Nessun rischio per la salute dei detenuti. La Consulta ha blindato il decreto antiscarcerazioni voluto dal ministro Alfonso Bonafede dopo che, esplosa l’emergenza coronavirus, in base a una circolare del Dap erano stati fatti uscire dalle carceri anche alcuni boss. La disciplina del decreto, secondo i giudici costituzionali, non abbassa in alcun modo i doverosi standard di tutela della salute del detenuto, garantiti dalla Costituzione e dalla Convenzione europea dei diritti dell’uomo anche nei confronti dei condannati ad elevata pericolosità sociale, compresi quelli sottoposti al regime penitenziario del 41-bis.

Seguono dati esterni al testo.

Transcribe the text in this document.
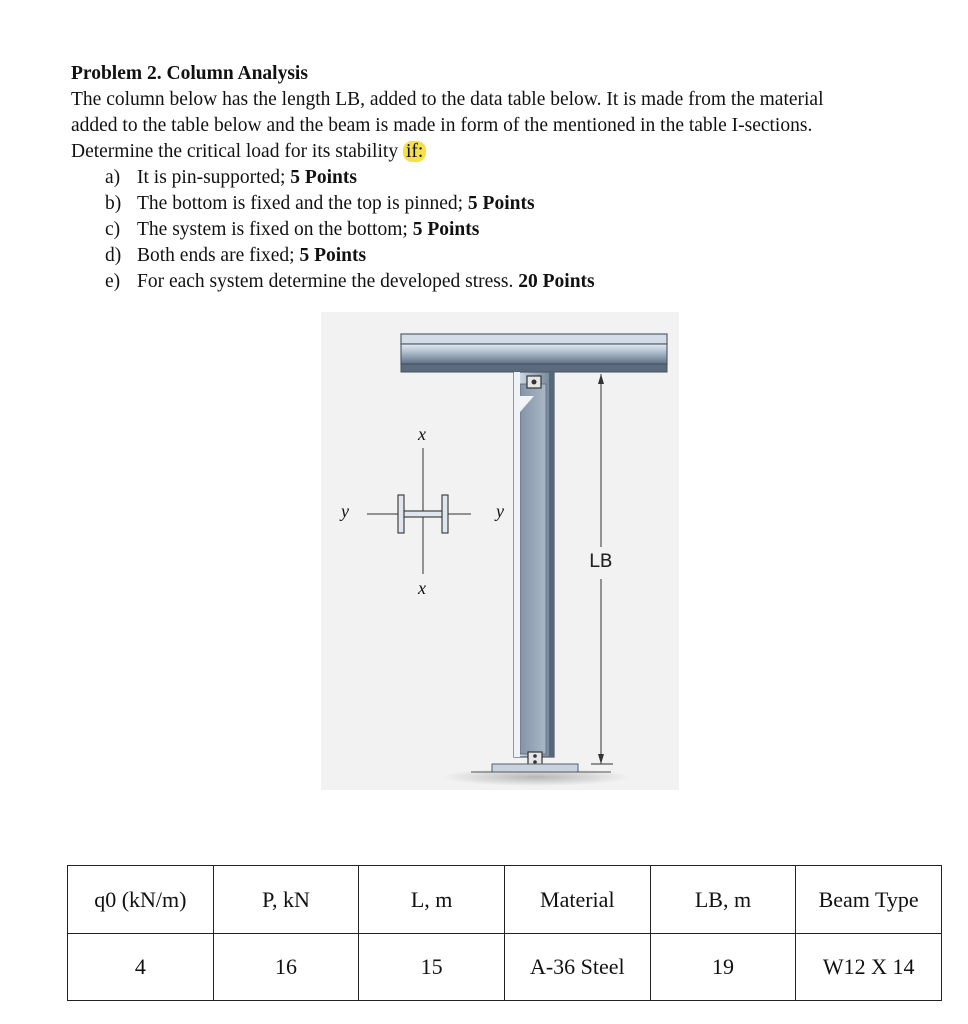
Problem 2. Column Analysis

The column below has the length LB, added to the data table below. It is made from the material
added to the table below and the beam is made in form of the mentioned in the table I-sections.
Determine the critical load for its stability if:

a) It is pin-supported; 5 Points
b) The bottom is fixed and the top is pinned; 5 Points
c) The system is fixed on the bottom; 5 Points
d) Both ends are fixed; 5 Points
e) For each system determine the developed stress. 20 Points
x
x
y	y
LB
q0 (kN/m)	P, kN	L, m	Material	LB, m	Beam Type
4	16	15	A-36 Steel	19	W12 X 14
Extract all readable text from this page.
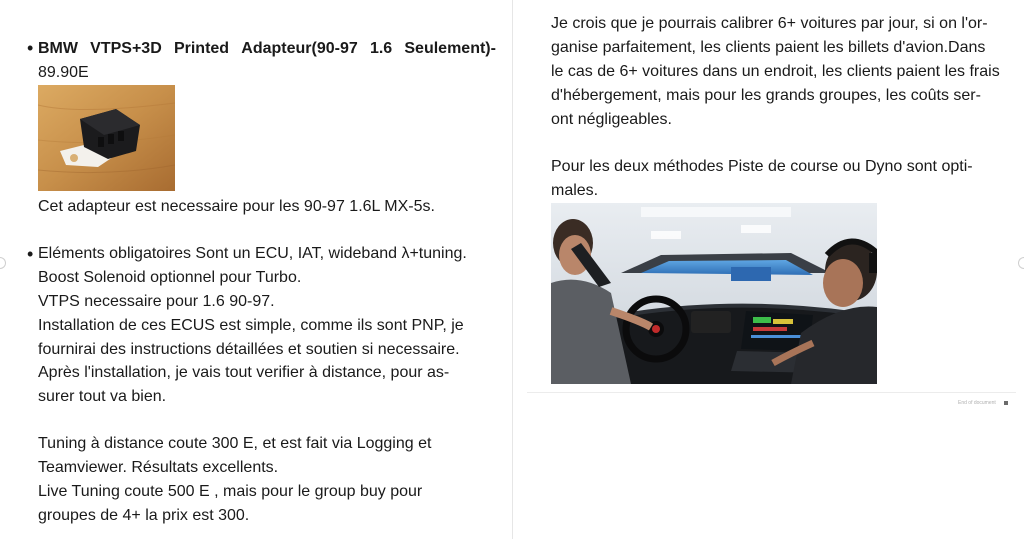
• BMW VTPS+3D Printed Adapteur(90-97 1.6 Seulement)-
89.90E
Cet adapteur est necessaire pour les 90-97 1.6L MX-5s.
• Eléments obligatoires Sont un ECU, IAT, wideband λ+tuning.
Boost Solenoid optionnel pour Turbo.
VTPS necessaire pour 1.6 90-97.
Installation de ces ECUS est simple, comme ils sont PNP, je
fournirai des instructions détaillées et soutien si necessaire.
Après l'installation, je vais tout verifier à distance, pour as-
surer tout va bien.
Tuning à distance coute 300 E, et est fait via Logging et
Teamviewer. Résultats excellents.
Live Tuning coute 500 E , mais pour le group buy pour
groupes de 4+ la prix est 300.
Je crois que je pourrais calibrer 6+ voitures par jour, si on l'or-
ganise parfaitement, les clients paient les billets d'avion.Dans
le cas de 6+ voitures dans un endroit, les clients paient les frais
d'hébergement, mais pour les grands groupes, les coûts ser-
ont négligeables.
Pour les deux méthodes Piste de course ou Dyno sont opti-
males.
End of document
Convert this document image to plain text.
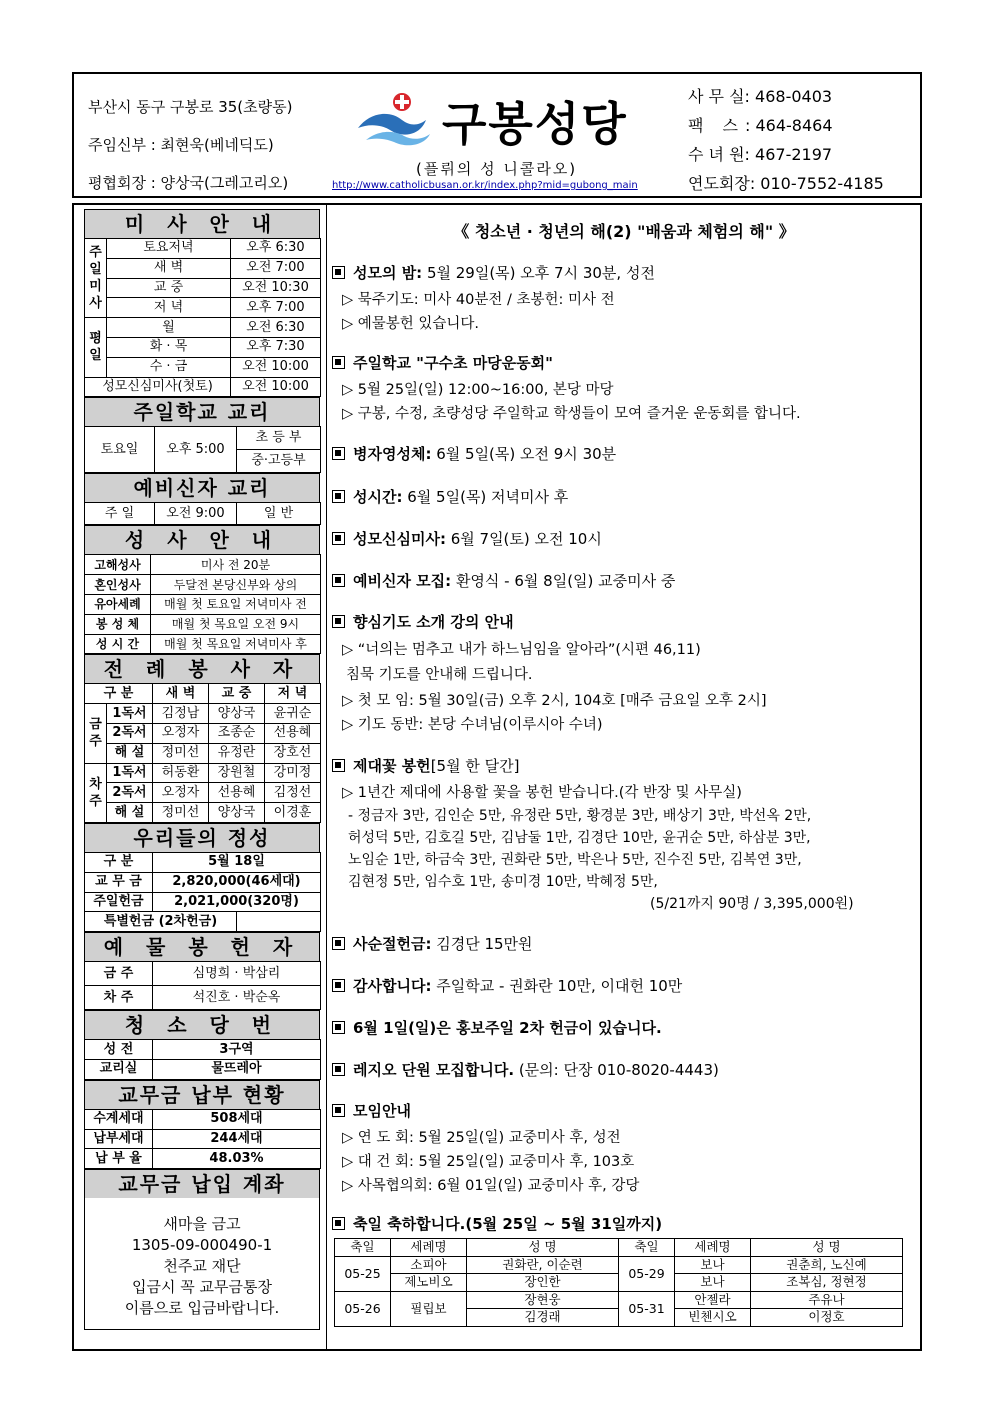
부산시 동구 구봉로 35(초량동)
주임신부 : 최현욱(베네딕도)
평협회장 : 양상국(그레고리오)
구봉성당
(플뤼의 성 니콜라오)
http://www.catholicbusan.or.kr/index.php?mid=gubong_main
사 무 실: 468-0403
팩 스: 464-8464
수 녀 원: 467-2197
연도회장: 010-7552-4185
미 사 안 내
주
일
미
사	토요저녁	오후 6:30
	새 벽	오전 7:00
	교 중	오전 10:30
	저 녁	오후 7:00
평
일	월	오전 6:30
	화 · 목	오후 7:30
	수 · 금	오전 10:00
성모신심미사(첫토)		오전 10:00
주일학교 교리
토요일	오후 5:00	초 등 부
중·고등부
예비신자 교리
주 일	오전 9:00	일 반
성 사 안 내
고해성사	미사 전 20분
혼인성사	두달전 본당신부와 상의
유아세례	매월 첫 토요일 저녁미사 전
봉 성 체	매월 첫 목요일 오전 9시
성 시 간	매월 첫 목요일 저녁미사 후
전 례 봉 사 자
구 분		새 벽	교 중	저 녁
금
주	1독서	김정남	양상국	윤귀순
	2독서	오정자	조종순	선용혜
	해 설	정미선	유정란	장호선
차
주	1독서	허동환	장원철	강미정
	2독서	오정자	선용혜	김정선
	해 설	정미선	양상국	이경훈
우리들의 정성
구 분	5월 18일	
교 무 금	2,820,000(46세대)	
주일헌금	2,021,000(320명)	
특별헌금 (2차헌금)		
예 물 봉 헌 자
금 주	심명희 · 박삼리
차 주	석진호 · 박순옥
청 소 당 번
성 전	3구역
교리실	물뜨레아
교무금 납부 현황
수계세대	508세대
납부세대	244세대
납 부 율	48.03%
교무금 납입 계좌
새마을 금고
1305-09-000490-1
천주교 재단
입금시 꼭 교무금통장
이름으로 입금바랍니다.
《 청소년 · 청년의 해(2) "배움과 체험의 해" 》
성모의 밤: 5월 29일(목) 오후 7시 30분, 성전
▷ 묵주기도: 미사 40분전 / 초봉헌: 미사 전
▷ 예물봉헌 있습니다.
주일학교 "구수초 마당운동회"
▷ 5월 25일(일) 12:00~16:00, 본당 마당
▷ 구봉, 수정, 초량성당 주일학교 학생들이 모여 즐거운 운동회를 합니다.
병자영성체: 6월 5일(목) 오전 9시 30분
성시간: 6월 5일(목) 저녁미사 후
성모신심미사: 6월 7일(토) 오전 10시
예비신자 모집: 환영식 - 6월 8일(일) 교중미사 중
향심기도 소개 강의 안내
▷ “너의는 멈추고 내가 하느님임을 알아라”(시편 46,11)
침묵 기도를 안내해 드립니다.
▷ 첫 모 임: 5월 30일(금) 오후 2시, 104호 [매주 금요일 오후 2시]
▷ 기도 동반: 본당 수녀님(이루시아 수녀)
제대꽃 봉헌[5월 한 달간]
▷ 1년간 제대에 사용할 꽃을 봉헌 받습니다.(각 반장 및 사무실)
- 정금자 3만, 김인순 5만, 유정란 5만, 황경분 3만, 배상기 3만, 박선옥 2만,
허성덕 5만, 김호길 5만, 김남둘 1만, 김경단 10만, 윤귀순 5만, 하삼분 3만,
노임순 1만, 하금숙 3만, 권화란 5만, 박은나 5만, 진수진 5만, 김복연 3만,
김현정 5만, 임수호 1만, 송미경 10만, 박혜정 5만,
(5/21까지 90명 / 3,395,000원)
사순절헌금: 김경단 15만원
감사합니다: 주일학교 - 권화란 10만, 이대헌 10만
6월 1일(일)은 홍보주일 2차 헌금이 있습니다.
레지오 단원 모집합니다. (문의: 단장 010-8020-4443)
모임안내
▷ 연 도 회: 5월 25일(일) 교중미사 후, 성전
▷ 대 건 회: 5월 25일(일) 교중미사 후, 103호
▷ 사목협의회: 6월 01일(일) 교중미사 후, 강당
축일 축하합니다.(5월 25일 ~ 5월 31일까지)
축일	세례명	성 명	축일	세례명	성 명
05-25	소피아	권화란, 이순련	05-29	보나	권춘희, 노신예
	제노비오	장인한		보나	조복심, 정현정
05-26	필립보	장현웅	05-31	안젤라	주유나
		김경래		빈첸시오	이정호
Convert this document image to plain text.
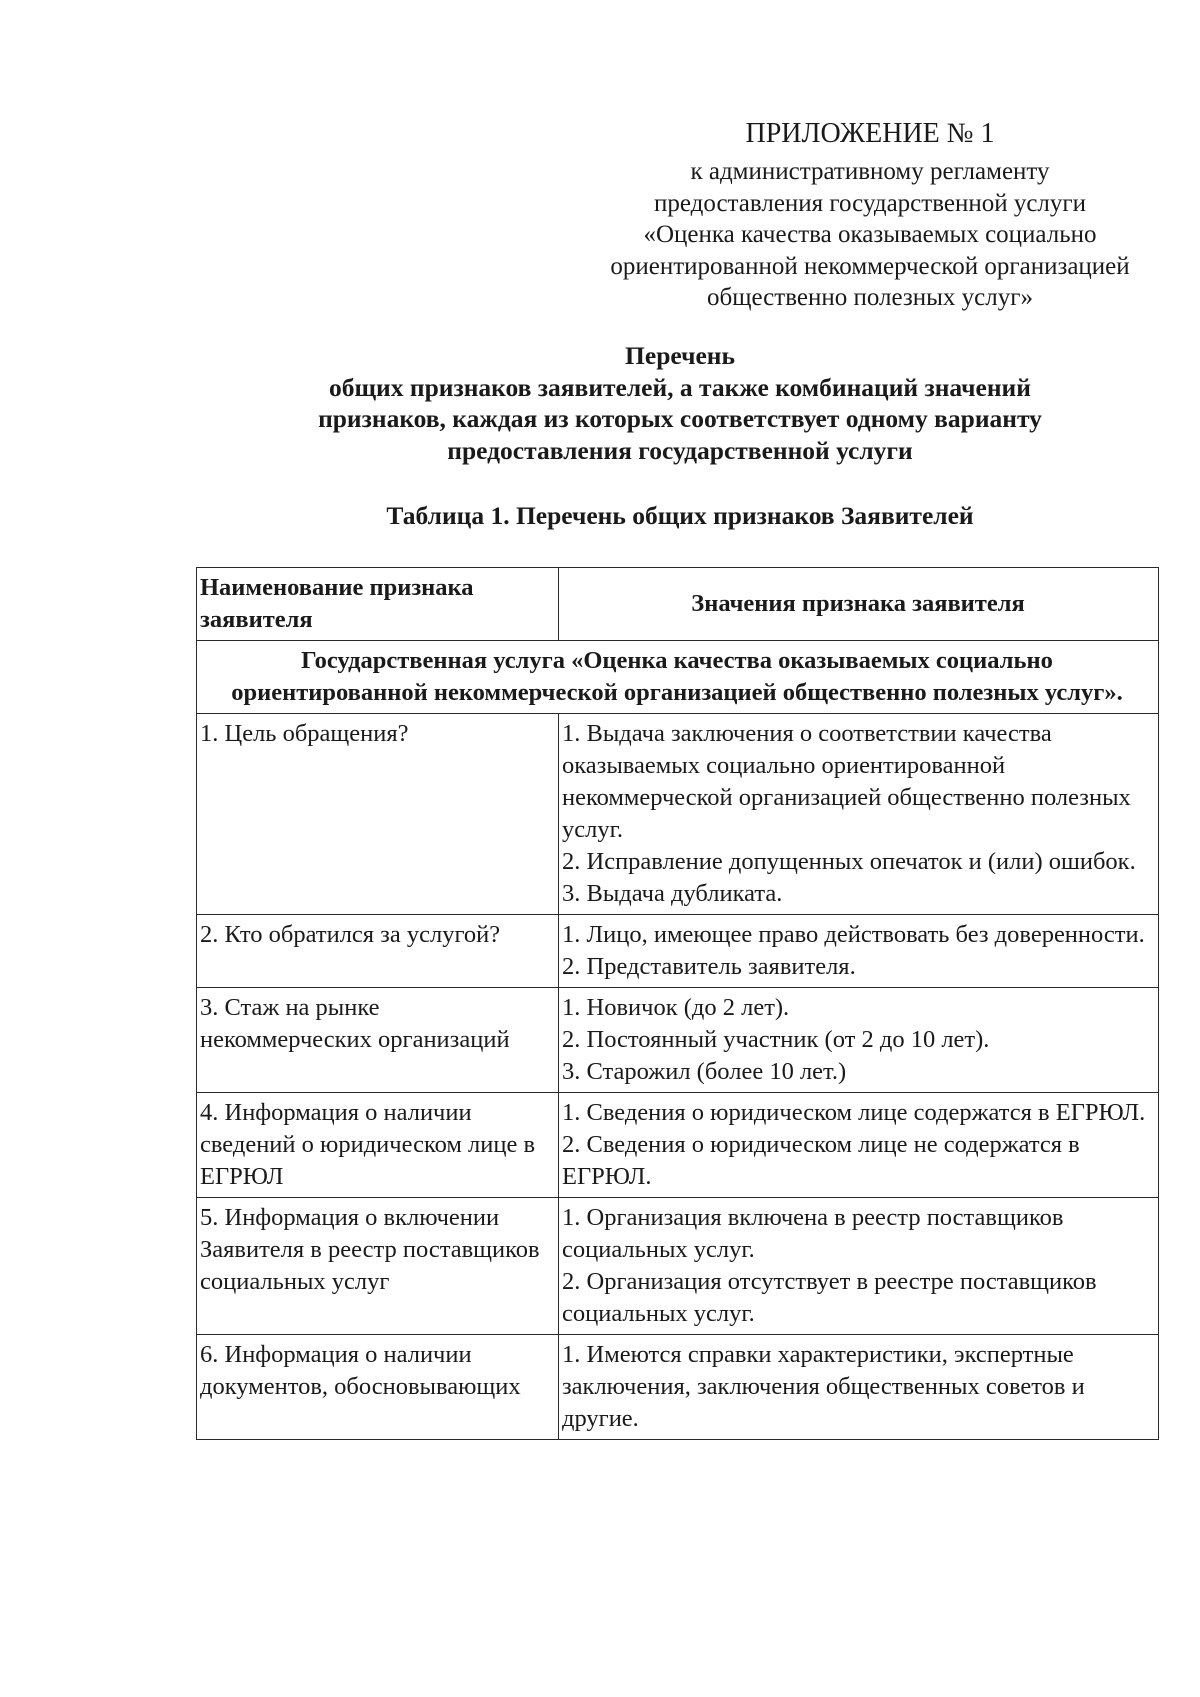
ПРИЛОЖЕНИЕ № 1
к административному регламенту
предоставления государственной услуги
«Оценка качества оказываемых социально
ориентированной некоммерческой организацией
общественно полезных услуг»
Перечень
общих признаков заявителей, а также комбинаций значений
признаков, каждая из которых соответствует одному варианту
предоставления государственной услуги
Таблица 1. Перечень общих признаков Заявителей
Наименование признака заявителя	Значения признака заявителя
Государственная услуга «Оценка качества оказываемых социально ориентированной некоммерческой организацией общественно полезных услуг».	
1. Цель обращения?	1. Выдача заключения о соответствии качества оказываемых социально ориентированной некоммерческой организацией общественно полезных услуг.
2. Исправление допущенных опечаток и (или) ошибок.
3. Выдача дубликата.

2. Кто обратился за услугой?	1. Лицо, имеющее право действовать без доверенности.
2. Представитель заявителя.

3. Стаж на рынке некоммерческих организаций	1. Новичок (до 2 лет).
2. Постоянный участник (от 2 до 10 лет).
3. Старожил (более 10 лет.)

4. Информация о наличии сведений о юридическом лице в ЕГРЮЛ	1. Сведения о юридическом лице содержатся в ЕГРЮЛ.
2. Сведения о юридическом лице не содержатся в ЕГРЮЛ.

5. Информация о включении Заявителя в реестр поставщиков социальных услуг	1. Организация включена в реестр поставщиков социальных услуг.
2. Организация отсутствует в реестре поставщиков социальных услуг.

6. Информация о наличии документов, обосновывающих	1. Имеются справки характеристики, экспертные заключения, заключения общественных советов и другие.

La Consulta ha quindi ritenute non fondate le questioni di legittimità costituzionale sollevate dal Tribunale di sorveglianza di Sassari e dai Magistrati di sorveglianza di Spoleto e di Avellino. I dubbi riguardavano le norme che impongono al magistrato di sorveglianza, una volta concessa provvisoriamente, per ragioni legate all’emergenza sanitaria, la detenzione domiciliare ai condannati per questi reati, di rivalutare periodicamente le condizioni che giustificano la misura, alla luce dei pareri delle Procure distrettuali e della Procura nazionale antimafia, oltre che delle informazioni del Dipartimento degli affari penitenziari sull’eventuale sopravvenuta disponibilità di strutture sanitarie all’interno del carcere o di reparti di medicina protetti, idonei a ripristinare la detenzione del condannato.
La Corte ha ritenuto che questa disciplina non violi appunto il diritto di difesa del condannato. Per la Corte Costituzionale va sempre fatto un bilancio tra l’imprescindibile esigenza di proteggere la salute del detenuto e quella di tutela della sicurezza.